Most people know that air pollution causes lung problems, but exposure to smog has also been linked to many other diseases, such as heart attacks, strokes, dementia, kidney disease and diabetes, as well as having harmful effects in pregnancy. Air pollution is linked to premature deaths, most of which are due to cardiovascular disease. Fine particles can damage the cardiovascular system in many ways, causing inflammation, promoting blood clotting, narrowing the arteries, putting the heart under stress. Research shows that the smallest nanoparticles (about the size of those found in diesel engine exhaust fumes) can be inhaled and then pass from the lungs into the bloodstream. After that they can travel throughout the body, and accumulate in different organs. If this happens in the blood vessels and heart, it can encourage the development of disease and even cause acute events and premature death.

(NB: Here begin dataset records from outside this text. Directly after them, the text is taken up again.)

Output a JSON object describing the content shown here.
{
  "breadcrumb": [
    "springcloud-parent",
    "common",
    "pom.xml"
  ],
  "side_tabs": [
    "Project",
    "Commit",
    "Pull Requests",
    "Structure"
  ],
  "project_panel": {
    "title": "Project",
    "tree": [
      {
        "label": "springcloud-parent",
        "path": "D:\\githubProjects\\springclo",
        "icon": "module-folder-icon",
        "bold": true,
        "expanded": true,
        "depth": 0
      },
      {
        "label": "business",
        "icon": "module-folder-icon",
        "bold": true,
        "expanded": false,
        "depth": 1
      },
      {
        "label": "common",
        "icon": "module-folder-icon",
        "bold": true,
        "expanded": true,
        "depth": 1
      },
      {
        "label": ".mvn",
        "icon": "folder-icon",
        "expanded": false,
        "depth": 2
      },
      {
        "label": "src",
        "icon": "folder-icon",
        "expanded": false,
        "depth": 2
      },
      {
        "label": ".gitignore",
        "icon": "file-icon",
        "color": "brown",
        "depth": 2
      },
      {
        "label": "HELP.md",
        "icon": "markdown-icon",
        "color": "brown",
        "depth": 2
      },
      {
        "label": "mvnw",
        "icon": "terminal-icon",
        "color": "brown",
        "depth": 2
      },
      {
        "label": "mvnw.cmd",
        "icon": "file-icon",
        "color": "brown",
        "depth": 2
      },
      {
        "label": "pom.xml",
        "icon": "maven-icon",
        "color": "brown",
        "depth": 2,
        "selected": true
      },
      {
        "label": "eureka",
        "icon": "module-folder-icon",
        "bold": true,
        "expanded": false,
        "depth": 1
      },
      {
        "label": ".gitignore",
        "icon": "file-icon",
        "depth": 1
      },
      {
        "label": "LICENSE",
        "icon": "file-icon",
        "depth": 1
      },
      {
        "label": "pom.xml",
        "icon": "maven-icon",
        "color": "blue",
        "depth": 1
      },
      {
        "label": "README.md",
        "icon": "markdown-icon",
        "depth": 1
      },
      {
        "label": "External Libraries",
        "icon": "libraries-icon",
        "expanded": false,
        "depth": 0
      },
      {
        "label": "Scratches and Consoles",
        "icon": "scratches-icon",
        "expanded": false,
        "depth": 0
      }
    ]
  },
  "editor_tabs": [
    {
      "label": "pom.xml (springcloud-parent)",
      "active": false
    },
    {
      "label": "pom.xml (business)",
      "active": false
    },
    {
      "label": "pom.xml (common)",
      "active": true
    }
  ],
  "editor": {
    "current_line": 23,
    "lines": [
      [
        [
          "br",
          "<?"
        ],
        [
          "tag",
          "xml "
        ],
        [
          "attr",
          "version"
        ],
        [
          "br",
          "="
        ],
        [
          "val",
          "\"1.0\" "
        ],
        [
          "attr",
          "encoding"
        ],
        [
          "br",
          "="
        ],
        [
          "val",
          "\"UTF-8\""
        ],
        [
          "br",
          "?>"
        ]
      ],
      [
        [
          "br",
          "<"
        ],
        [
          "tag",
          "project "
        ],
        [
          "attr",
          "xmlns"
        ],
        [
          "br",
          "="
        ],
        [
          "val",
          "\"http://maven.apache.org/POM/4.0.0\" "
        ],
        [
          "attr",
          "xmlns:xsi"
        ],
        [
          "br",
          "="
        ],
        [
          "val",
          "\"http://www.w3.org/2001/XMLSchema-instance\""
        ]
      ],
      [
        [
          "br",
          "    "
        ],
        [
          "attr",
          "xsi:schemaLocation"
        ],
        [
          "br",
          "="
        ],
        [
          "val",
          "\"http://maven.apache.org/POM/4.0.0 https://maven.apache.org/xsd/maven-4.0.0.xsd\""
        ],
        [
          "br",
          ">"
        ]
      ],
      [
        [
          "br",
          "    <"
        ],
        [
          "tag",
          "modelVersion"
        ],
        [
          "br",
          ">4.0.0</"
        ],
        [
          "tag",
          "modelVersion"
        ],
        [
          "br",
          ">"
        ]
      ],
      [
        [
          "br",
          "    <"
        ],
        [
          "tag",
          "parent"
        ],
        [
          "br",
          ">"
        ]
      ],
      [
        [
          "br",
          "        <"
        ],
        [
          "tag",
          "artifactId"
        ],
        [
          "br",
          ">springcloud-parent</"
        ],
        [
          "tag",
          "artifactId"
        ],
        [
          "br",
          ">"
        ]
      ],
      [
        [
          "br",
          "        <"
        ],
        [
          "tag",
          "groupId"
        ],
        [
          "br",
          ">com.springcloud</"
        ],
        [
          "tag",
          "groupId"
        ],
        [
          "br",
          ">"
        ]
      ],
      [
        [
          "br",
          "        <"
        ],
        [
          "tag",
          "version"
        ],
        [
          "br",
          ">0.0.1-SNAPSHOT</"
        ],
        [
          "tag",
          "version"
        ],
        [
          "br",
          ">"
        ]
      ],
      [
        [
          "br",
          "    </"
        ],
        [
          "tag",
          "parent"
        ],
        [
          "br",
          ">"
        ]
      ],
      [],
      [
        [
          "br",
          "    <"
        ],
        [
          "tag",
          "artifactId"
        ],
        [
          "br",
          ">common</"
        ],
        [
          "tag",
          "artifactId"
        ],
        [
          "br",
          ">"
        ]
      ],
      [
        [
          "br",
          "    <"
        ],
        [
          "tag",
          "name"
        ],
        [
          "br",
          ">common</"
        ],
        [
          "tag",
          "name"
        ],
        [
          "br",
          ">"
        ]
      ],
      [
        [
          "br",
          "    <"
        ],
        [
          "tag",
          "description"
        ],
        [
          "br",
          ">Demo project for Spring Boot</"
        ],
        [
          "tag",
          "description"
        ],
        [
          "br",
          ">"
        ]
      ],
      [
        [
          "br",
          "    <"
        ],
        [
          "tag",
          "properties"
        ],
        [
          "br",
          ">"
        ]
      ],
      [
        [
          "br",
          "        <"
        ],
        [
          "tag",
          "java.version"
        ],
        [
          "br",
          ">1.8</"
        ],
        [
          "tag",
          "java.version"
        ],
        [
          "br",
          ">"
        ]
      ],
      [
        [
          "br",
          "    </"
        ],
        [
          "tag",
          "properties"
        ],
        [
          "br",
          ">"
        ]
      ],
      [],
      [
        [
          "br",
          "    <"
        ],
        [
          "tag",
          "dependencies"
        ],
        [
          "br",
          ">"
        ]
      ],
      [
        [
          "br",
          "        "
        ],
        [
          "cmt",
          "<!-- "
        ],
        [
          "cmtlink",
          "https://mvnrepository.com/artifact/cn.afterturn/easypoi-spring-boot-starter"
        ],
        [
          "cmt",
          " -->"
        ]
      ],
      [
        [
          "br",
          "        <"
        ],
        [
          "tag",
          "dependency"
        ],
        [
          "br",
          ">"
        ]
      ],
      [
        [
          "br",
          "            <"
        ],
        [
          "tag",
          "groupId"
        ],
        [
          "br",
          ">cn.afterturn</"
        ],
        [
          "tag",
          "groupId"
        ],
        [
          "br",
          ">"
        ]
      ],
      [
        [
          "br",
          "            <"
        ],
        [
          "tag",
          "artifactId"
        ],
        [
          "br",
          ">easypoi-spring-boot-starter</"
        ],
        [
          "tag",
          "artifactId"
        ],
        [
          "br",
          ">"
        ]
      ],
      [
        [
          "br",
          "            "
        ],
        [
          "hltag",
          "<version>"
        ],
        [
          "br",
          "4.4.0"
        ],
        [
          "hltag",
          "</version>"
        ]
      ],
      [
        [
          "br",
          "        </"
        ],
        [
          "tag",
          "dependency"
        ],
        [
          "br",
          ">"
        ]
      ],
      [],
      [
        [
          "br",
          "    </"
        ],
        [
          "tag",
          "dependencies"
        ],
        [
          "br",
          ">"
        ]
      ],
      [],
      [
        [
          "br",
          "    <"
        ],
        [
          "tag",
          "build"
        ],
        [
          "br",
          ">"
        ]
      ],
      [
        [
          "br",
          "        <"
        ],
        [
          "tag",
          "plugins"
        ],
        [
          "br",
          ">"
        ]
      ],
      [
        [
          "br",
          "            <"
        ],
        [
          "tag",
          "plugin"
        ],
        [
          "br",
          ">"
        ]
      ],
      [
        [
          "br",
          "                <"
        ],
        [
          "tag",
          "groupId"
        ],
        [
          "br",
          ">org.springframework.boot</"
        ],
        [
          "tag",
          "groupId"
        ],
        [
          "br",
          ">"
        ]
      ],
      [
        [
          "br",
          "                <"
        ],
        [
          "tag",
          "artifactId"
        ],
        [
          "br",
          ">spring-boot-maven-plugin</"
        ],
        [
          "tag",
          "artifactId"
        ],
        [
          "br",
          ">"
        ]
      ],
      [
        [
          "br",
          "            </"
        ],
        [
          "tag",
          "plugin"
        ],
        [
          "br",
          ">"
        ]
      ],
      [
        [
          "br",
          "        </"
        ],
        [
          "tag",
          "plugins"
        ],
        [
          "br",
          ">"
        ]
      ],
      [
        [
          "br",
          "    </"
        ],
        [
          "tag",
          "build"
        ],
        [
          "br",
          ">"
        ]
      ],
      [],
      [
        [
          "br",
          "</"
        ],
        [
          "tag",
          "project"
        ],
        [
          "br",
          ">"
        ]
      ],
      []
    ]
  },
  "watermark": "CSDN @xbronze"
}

Cardiovascular disease and heart attacks are the most common cause of premature death due to air contamination and are responsible for approximately 80 percent of cases. Following on from these are lung diseases and cancer. In addition to causing premature deaths, air pollution increases the incidence of a wide range of diseases (e.g. respiratory and cardiovascular diseases and cancer) with short- and long-term health effects, even at levels below those indicated by the WHO guidelines. As has been said before, there is no safe limit when considering air pollution.
One of the most harmful compounds to health is sulfur dioxide. A colorless gas with a bad and pungent odor, which reacts extremely easily with other substances and forms even more dangerous compounds, including sulfuric acid, sulfurous acid and sulfates. Virtually all the sulfur dioxide in the atmosphere comes from human activities: the main source of emissions is industrial activity, in particular, that in which sulfur-based materials are handled, as occurs in coal and oil-fired power plants.
Nitrogen dioxide is another substance that together with nitric acid and nitrous acid is part of the nitrogen oxide group and which derives mainly from combustion processes: cars, trucks, buses, heavy industries. Being denser than air, it tends to stay on the ground and is found in particularly significant concentrations near very congested roads or gas stoves in closed environments.
Then there is ozone, which if in the lower part of the stratosphere has a protective effect as it retains and absorbs part of the solar energy (in particular low-wavelength radiations, the most dangerous for health).
Ground level ozone, on the other hand, is harmful, and is produced by chemical reactions catalyzed by sunlight.